Principles of sympathetic-related pain and its interventional treatment

  Clinically, pain is broadly classified into three types according to the different etiologies and mechanisms that cause pain.
  1. injury-derived pain, associated with various injurious stimuli acting on injury receptors.
  2, neurogenic pain, associated with nerve injury or spontaneous dysfunction.
  3, sympathetic pain, which is mainly sympathetically mediated and related to dysfunction and damage of sympathetic nerves. The chronic pain encountered in clinical practice ;
  Although the majority of chronic pain is a mixture of the above three types, it has different clinical manifestations depending on its main etiology.
  Among them, the pain closely related to sympathetic nerve mediated, roughly contains the following aspects.
  1.Complex localized pain syndrome (CRPS)
  Complex local pain syndrome (CRPS) contains two typical sympathetic pain disorders, namely reflex sympathetic dystrophy and burning neuralgia. The lesions are characterized by peripheral neurovascular lesions accompanied by abnormalities in central nervous system signaling. The waterfall-like release of inflammatory mediators and nociceptive factors from the damaged tissues malignantly stimulates peripheral nerves, nerve roots, and the central nervous system, triggering a remodeling of the pain reflecting system in the cerebral crestal medulla and thalamus, ultimately leading to nociceptive hypersensitivity and unusual pain. It is commonly seen in various post-surgical pain syndromes, pain caused by radiotherapy, nerve damage caused by viruses, infections, etc. These painful diseases have similar clinical manifestations despite their different etiologies and mechanisms.
  2.Visceral pain
  Visceral pain mostly originates from the pain of visceral organs and is transmitted to the center through the vegetative nerves. It is mostly caused by tumors, ischemia or inflammatory lesions. It is characterized by an indefinite location, a wide range of pain, and often associated with involvement pain. The pain caused by the wall layer of thorax, peritoneum, mesentery and diaphragm is transmitted by the somatic nerve, so once the lesion is invaded, a more fixed and clear pain can appear.

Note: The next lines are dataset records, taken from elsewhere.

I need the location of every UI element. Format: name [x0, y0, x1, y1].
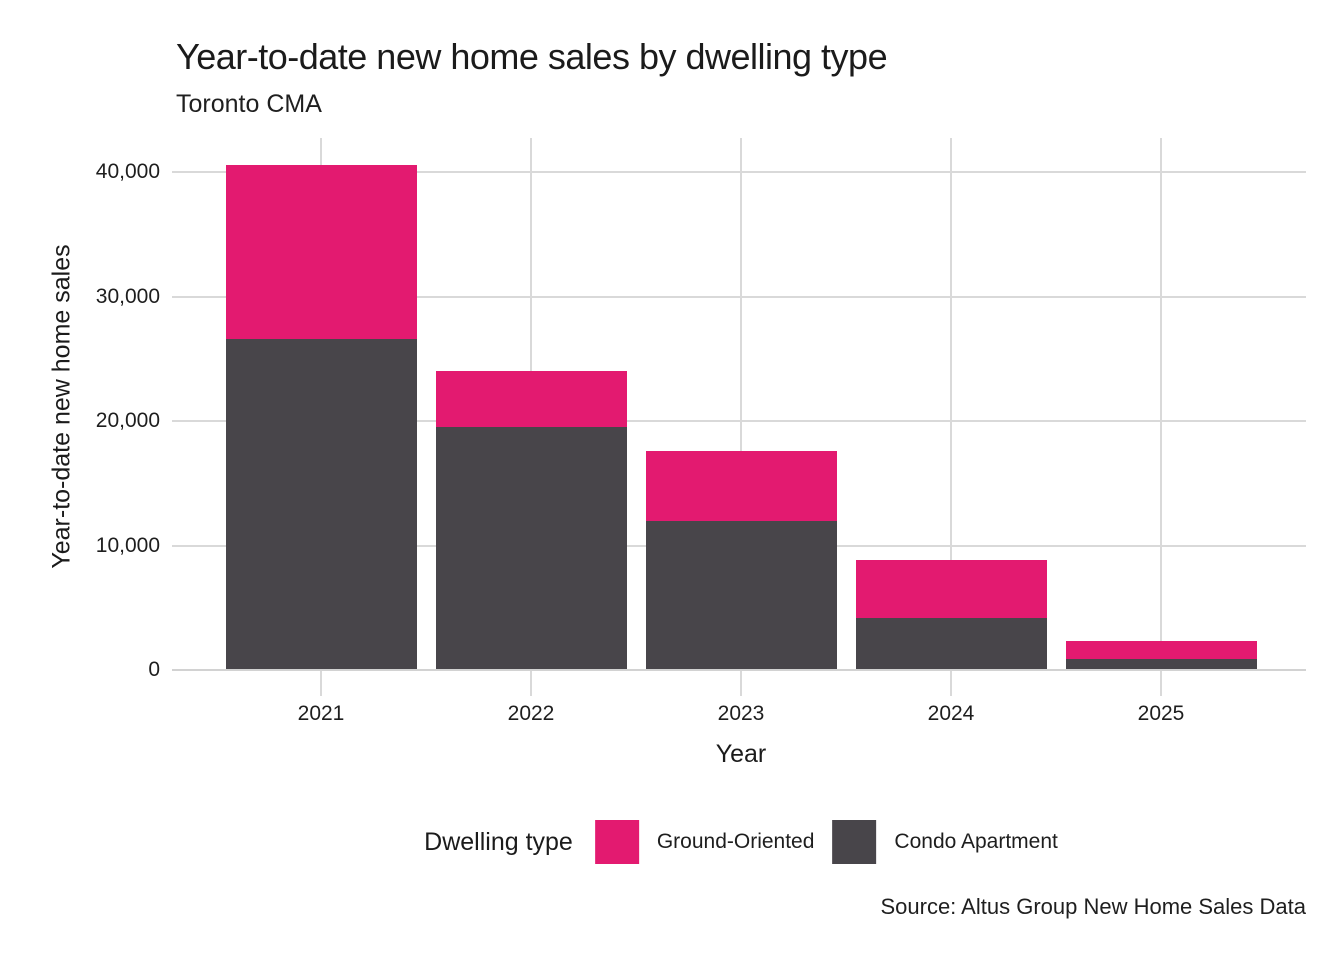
x-tick-2023 — [740, 671, 742, 696]
bar-2023-ground-oriented — [645, 450, 837, 521]
legend-label-condo-apartment: Condo Apartment — [894, 830, 1058, 853]
y-tick-label-10000: 10,000 — [95, 533, 160, 557]
legend-item-ground-oriented: Ground-Oriented — [594, 820, 815, 864]
bar-2024-condo-apartment — [855, 617, 1047, 670]
legend-item-condo-apartment: Condo Apartment — [832, 820, 1058, 864]
x-axis-title: Year — [715, 740, 767, 768]
bar-2022-ground-oriented — [435, 371, 627, 428]
bar-2021-ground-oriented — [225, 164, 417, 339]
x-axis-line — [172, 669, 1306, 671]
gridline-vertical-2025 — [1160, 138, 1162, 670]
chart-subtitle: Toronto CMA — [176, 90, 322, 118]
y-tick-label-0: 0 — [148, 658, 160, 681]
gridline-20000 — [172, 420, 1306, 422]
legend-swatch-ground-oriented — [594, 820, 639, 864]
y-tick-label-20000: 20,000 — [95, 409, 160, 432]
legend-items: Ground-Oriented Condo Apartment — [594, 820, 1058, 864]
legend-swatch-condo-apartment — [832, 820, 877, 864]
bar-2024-ground-oriented — [855, 560, 1047, 618]
bar-2025-ground-oriented — [1065, 641, 1257, 659]
bar-2023-condo-apartment — [645, 520, 837, 670]
gridline-40000 — [172, 171, 1306, 173]
y-tick-label-40000: 40,000 — [95, 160, 160, 183]
bar-2022-condo-apartment — [435, 427, 627, 670]
x-tick-2025 — [1160, 671, 1162, 696]
chart-panel — [172, 138, 1306, 670]
x-tick-label-2022: 2022 — [507, 702, 555, 725]
x-tick-2021 — [320, 671, 322, 696]
x-tick-label-2023: 2023 — [717, 702, 765, 725]
x-tick-label-2021: 2021 — [297, 702, 345, 725]
bar-2025-condo-apartment — [1065, 658, 1257, 670]
x-tick-2022 — [530, 671, 532, 696]
chart-title: Year-to-date new home sales by dwelling … — [176, 36, 888, 77]
gridline-30000 — [172, 295, 1306, 298]
x-tick-label-2024: 2024 — [927, 702, 975, 725]
x-tick-label-2025: 2025 — [1137, 702, 1185, 725]
gridline-vertical-2024 — [950, 138, 952, 670]
legend-title: Dwelling type — [424, 827, 573, 856]
gridline-vertical-2023 — [740, 138, 742, 670]
source-note: Source: Altus Group New Home Sales Data — [880, 894, 1306, 919]
legend: Dwelling type Ground-Oriented Condo Apart… — [424, 820, 1058, 864]
bar-2021-condo-apartment — [225, 338, 417, 670]
legend-label-ground-oriented: Ground-Oriented — [656, 830, 815, 853]
x-tick-2024 — [950, 671, 952, 696]
y-tick-label-30000: 30,000 — [95, 284, 160, 308]
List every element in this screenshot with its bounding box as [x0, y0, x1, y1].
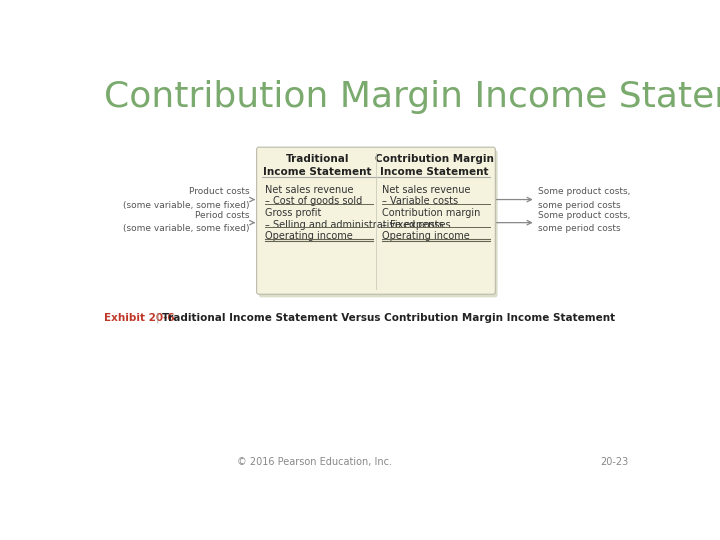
Text: Some product costs,: Some product costs, — [538, 187, 630, 197]
Text: some period costs: some period costs — [538, 201, 621, 210]
Text: (some variable, some fixed): (some variable, some fixed) — [123, 201, 250, 210]
Text: Net sales revenue: Net sales revenue — [265, 185, 354, 195]
Text: 20-23: 20-23 — [600, 457, 629, 467]
Text: Contribution Margin Income Statement: Contribution Margin Income Statement — [104, 80, 720, 114]
Text: Traditional Income Statement Versus Contribution Margin Income Statement: Traditional Income Statement Versus Cont… — [162, 313, 615, 323]
Text: Contribution margin: Contribution margin — [382, 208, 480, 218]
Text: Some product costs,: Some product costs, — [538, 211, 630, 220]
Text: |: | — [156, 313, 160, 323]
FancyBboxPatch shape — [259, 150, 498, 298]
FancyBboxPatch shape — [256, 147, 495, 294]
Text: – Cost of goods sold: – Cost of goods sold — [265, 197, 362, 206]
Text: Period costs: Period costs — [195, 211, 250, 220]
Text: Traditional
Income Statement: Traditional Income Statement — [264, 154, 372, 177]
Text: – Fixed costs: – Fixed costs — [382, 220, 444, 229]
Text: Product costs: Product costs — [189, 187, 250, 197]
Text: Net sales revenue: Net sales revenue — [382, 185, 471, 195]
Text: Operating income: Operating income — [265, 231, 353, 241]
Text: – Selling and administrative expenses: – Selling and administrative expenses — [265, 220, 451, 229]
Text: (some variable, some fixed): (some variable, some fixed) — [123, 224, 250, 233]
Text: some period costs: some period costs — [538, 224, 621, 233]
Text: Exhibit 20-6: Exhibit 20-6 — [104, 313, 174, 323]
Text: Contribution Margin
Income Statement: Contribution Margin Income Statement — [375, 154, 494, 177]
Text: Gross profit: Gross profit — [265, 208, 322, 218]
Text: – Variable costs: – Variable costs — [382, 197, 459, 206]
Text: Operating income: Operating income — [382, 231, 470, 241]
Text: © 2016 Pearson Education, Inc.: © 2016 Pearson Education, Inc. — [238, 457, 392, 467]
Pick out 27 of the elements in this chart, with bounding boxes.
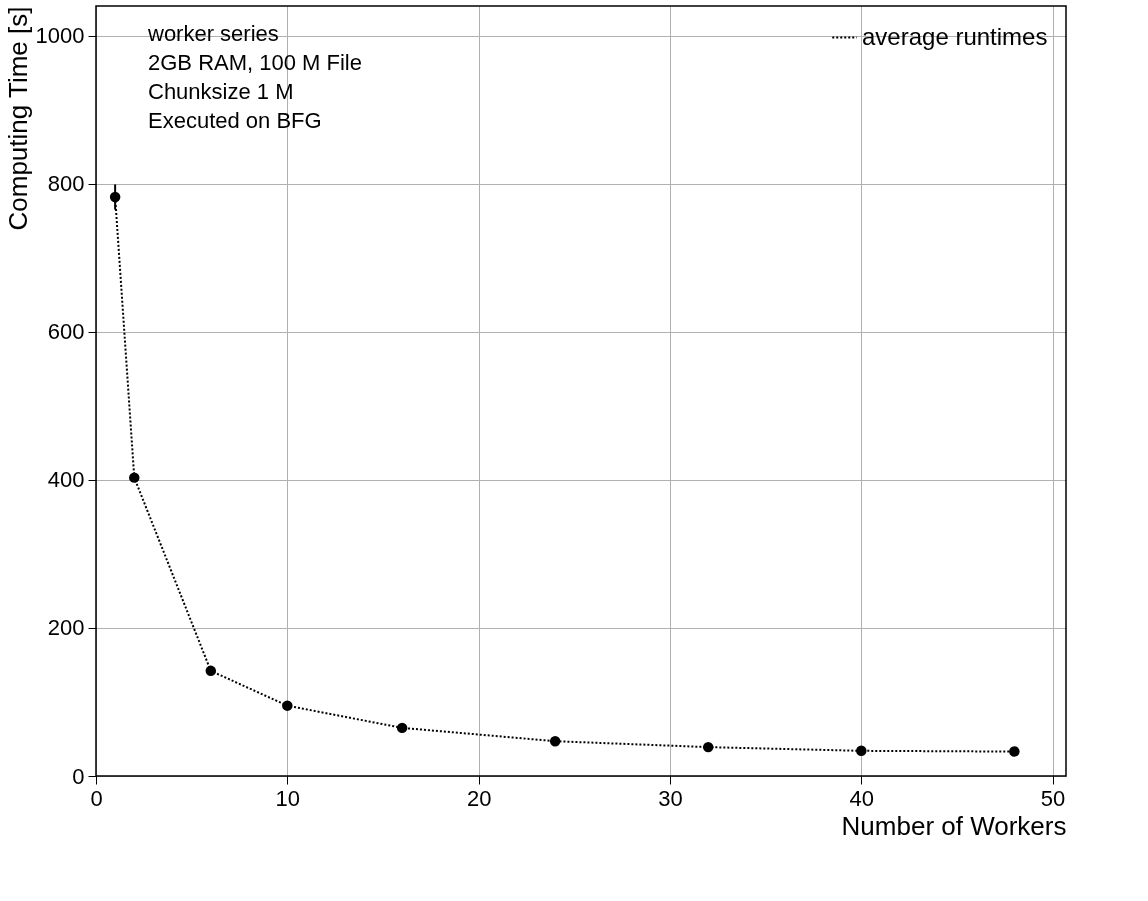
x-axis-title: Number of Workers xyxy=(841,810,1067,841)
y-tick-label: 0 xyxy=(72,763,85,789)
annotation: worker series xyxy=(147,21,279,46)
point xyxy=(129,472,140,483)
point xyxy=(205,665,217,677)
annotation: Chunksize 1 M xyxy=(148,79,294,104)
y-tick-label: 800 xyxy=(47,171,85,197)
x-tick-label: 30 xyxy=(658,785,683,811)
y-tick-label: 200 xyxy=(47,615,85,641)
x-tick-label: 50 xyxy=(1040,785,1066,811)
y-axis-title: Computing Time [s] xyxy=(2,6,33,231)
point xyxy=(282,700,293,711)
annotation: 2GB RAM, 100 M File xyxy=(148,50,362,75)
point xyxy=(856,745,867,757)
x-tick-label: 10 xyxy=(275,785,301,811)
point xyxy=(396,722,408,734)
point xyxy=(1009,746,1020,757)
legend-label: average runtimes xyxy=(862,22,1048,50)
point xyxy=(549,735,561,747)
x-tick-label: 0 xyxy=(90,785,103,811)
y-tick-label: 1000 xyxy=(35,23,85,49)
y-tick-label: 600 xyxy=(47,319,85,345)
annotation: Executed on BFG xyxy=(148,108,322,133)
x-tick-label: 20 xyxy=(466,785,492,811)
y-tick-label: 400 xyxy=(47,467,85,493)
point xyxy=(702,741,714,753)
x-tick-label: 40 xyxy=(849,785,875,811)
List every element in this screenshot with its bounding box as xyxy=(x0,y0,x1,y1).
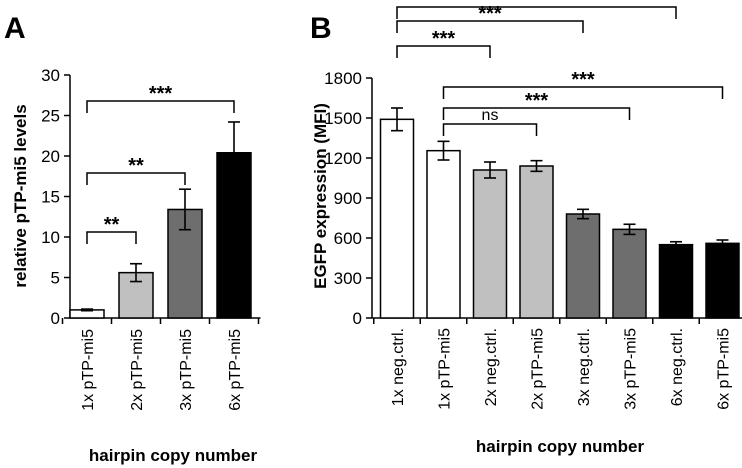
chart-a-category-label: 6x pTP-mi5 xyxy=(227,329,244,411)
panel-label-a: A xyxy=(4,12,26,45)
chart-a-significance-bracket xyxy=(86,100,235,113)
chart-b-bar xyxy=(565,213,601,319)
chart-a-y-tick-label: 25 xyxy=(41,107,60,126)
chart-b-category-label: 6x pTP-mi5 xyxy=(716,328,733,410)
chart-b-significance-label: *** xyxy=(432,28,456,50)
chart-b-significance-bracket xyxy=(442,123,538,136)
chart-b-y-tick-label: 1500 xyxy=(324,109,362,128)
chart-b-category-label: 1x pTP-mi5 xyxy=(437,328,454,410)
chart-a-category-label: 2x pTP-mi5 xyxy=(129,329,146,411)
chart-b-bar xyxy=(426,149,461,319)
chart-b-significance-bracket xyxy=(442,107,631,120)
chart-a-category-label: 3x pTP-mi5 xyxy=(178,329,195,411)
chart-b-x-axis-title: hairpin copy number xyxy=(476,437,645,456)
chart-b-category-label: 2x pTP-mi5 xyxy=(530,328,547,410)
chart-b-significance-label: *** xyxy=(478,3,502,25)
chart-b-y-tick-label: 600 xyxy=(334,229,362,248)
chart-b-bar xyxy=(612,228,647,319)
chart-b-y-axis-title: EGFP expression (MFI) xyxy=(311,103,330,289)
chart-b-significance-bracket xyxy=(396,20,584,33)
chart-b-bar xyxy=(658,243,694,319)
chart-b-significance-bracket xyxy=(396,45,491,58)
chart-b-y-tick-label: 900 xyxy=(334,189,362,208)
chart-b-significance-bracket xyxy=(396,6,677,19)
chart-a-significance-bracket xyxy=(86,172,186,185)
panel-label-b: B xyxy=(310,12,332,45)
chart-a-x-axis-title: hairpin copy number xyxy=(89,446,258,465)
chart-b-bar xyxy=(519,165,554,319)
chart-a-significance-bracket xyxy=(86,231,137,244)
chart-a-y-tick-label: 10 xyxy=(41,228,60,247)
chart-a-bar xyxy=(118,271,154,319)
chart-b-significance-label: *** xyxy=(571,69,595,91)
chart-a-category-label: 1x pTP-mi5 xyxy=(80,329,97,411)
chart-a-significance-label: ** xyxy=(128,155,144,177)
chart-b-category-label: 6x neg.ctrl. xyxy=(669,328,686,406)
chart-b-y-tick-label: 1800 xyxy=(324,69,362,88)
chart-a-y-tick-label: 0 xyxy=(51,309,60,328)
chart-b: EGFP expression (MFI) hairpin copy numbe… xyxy=(311,0,742,456)
chart-b-significance-label: ns xyxy=(482,107,499,124)
chart-b-significance-label: *** xyxy=(525,0,549,11)
chart-b-category-label: 3x neg.ctrl. xyxy=(576,328,593,406)
chart-a-y-tick-label: 30 xyxy=(41,66,60,85)
chart-b-significance-label: *** xyxy=(525,90,549,112)
chart-b-bar xyxy=(705,242,740,319)
chart-b-bar xyxy=(472,169,508,319)
chart-b-y-tick-label: 1200 xyxy=(324,149,362,168)
chart-a-y-tick-label: 20 xyxy=(41,147,60,166)
chart-b-category-label: 1x neg.ctrl. xyxy=(390,328,407,406)
chart-a-y-axis-title: relative pTP-mi5 levels xyxy=(11,104,30,287)
chart-a: relative pTP-mi5 levels hairpin copy num… xyxy=(11,66,261,465)
chart-a-significance-label: ** xyxy=(104,214,120,236)
chart-a-y-tick-label: 5 xyxy=(51,269,60,288)
chart-b-bar xyxy=(379,118,415,319)
chart-a-significance-label: *** xyxy=(149,83,173,105)
chart-b-category-label: 3x pTP-mi5 xyxy=(623,328,640,410)
chart-b-significance-bracket xyxy=(442,86,724,99)
chart-a-y-tick-label: 15 xyxy=(41,188,60,207)
chart-b-y-tick-label: 0 xyxy=(353,309,362,328)
chart-b-category-label: 2x neg.ctrl. xyxy=(483,328,500,406)
chart-b-y-tick-label: 300 xyxy=(334,269,362,288)
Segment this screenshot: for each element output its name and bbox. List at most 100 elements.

  3.Peripheral vascular pain diseases
  Peripheral vascular pain disorders include pain caused by peripheral vascular contraction dysfunction, embolism, sclerosis and other lesions. Most of these diseases have sympathetic nerve dysfunction and can be diagnosed, prognosed and treated by sympathetic nerve block. For example, Raynaud’s disease, red scarring limb pain, hand and foot cyanosis, reticular cyanosis, arteriovenous embolism, vasculitis, retinopathy, etc.
  4.Other
  Atypical facial pain, neuropathic pain, etc.
  Sympathetic nerve interventions.
  1.Commonly used methods.
  Stellate ganglion block (SGB), thoracic sympathetic nerve block, lumbar sympathetic nerve block, ventral plexus block, odd ganglion block, intravenous local nerve block. Epidural block, subarachnoid block and local pain point block may also be used as appropriate. Recent studies have shown that neuromodulation techniques have a good modulating effect on sympathetic nerve function. Among them, neurostimulation therapy as the representative, increasingly shows the good therapeutic prospect of neuromodulation techniques for sympathetic nerve-related diseases.
  2. Application principles.
  Local anesthetic block. Especially if the pain is gradually reduced by repeated blockade, the block should be continued. When the pain symptoms do not improve or only temporarily improve after local anesthetic block, we should consider the use of nerve-destroying drugs, neurodestruction or sympathectomy by physical methods. When sympathetic nerve trunk or ganglion block is performed, the principle of using a single drug, mainly local anesthetic, should be emphasized. As in the case of SGB, which is widely used in clinical practice, a very complicated formulation of anti-inflammatory and analgesic solution is often used for SGB. this is unnecessary and prone to increased complications, and is not consistent with the therapeutic mechanism of SGB.
  Neuromodulation techniques. Transcutaneous electrical nerve stimulation, peripheral nerve stimulation, cremasteric electrical stimulation, deep brain stimulation, cortical stimulation, etc. Neurodestructive treatment. Commonly used neurodestructive drugs include anhydrous ethanol, phenol glycerol, etc. Commonly used physical nerve destruction methods include laser, radiofrequency, etc.
  3.Note.
  Since chronic pain has very complex factors involved in the development of the disease. Sometimes, even with SMP, it is difficult to achieve more satisfactory results with sympathetic intervention alone. Therefore, when choosing complex sympathetic interventions, especially when performing nerve destruction treatment, comprehensive consideration is necessary.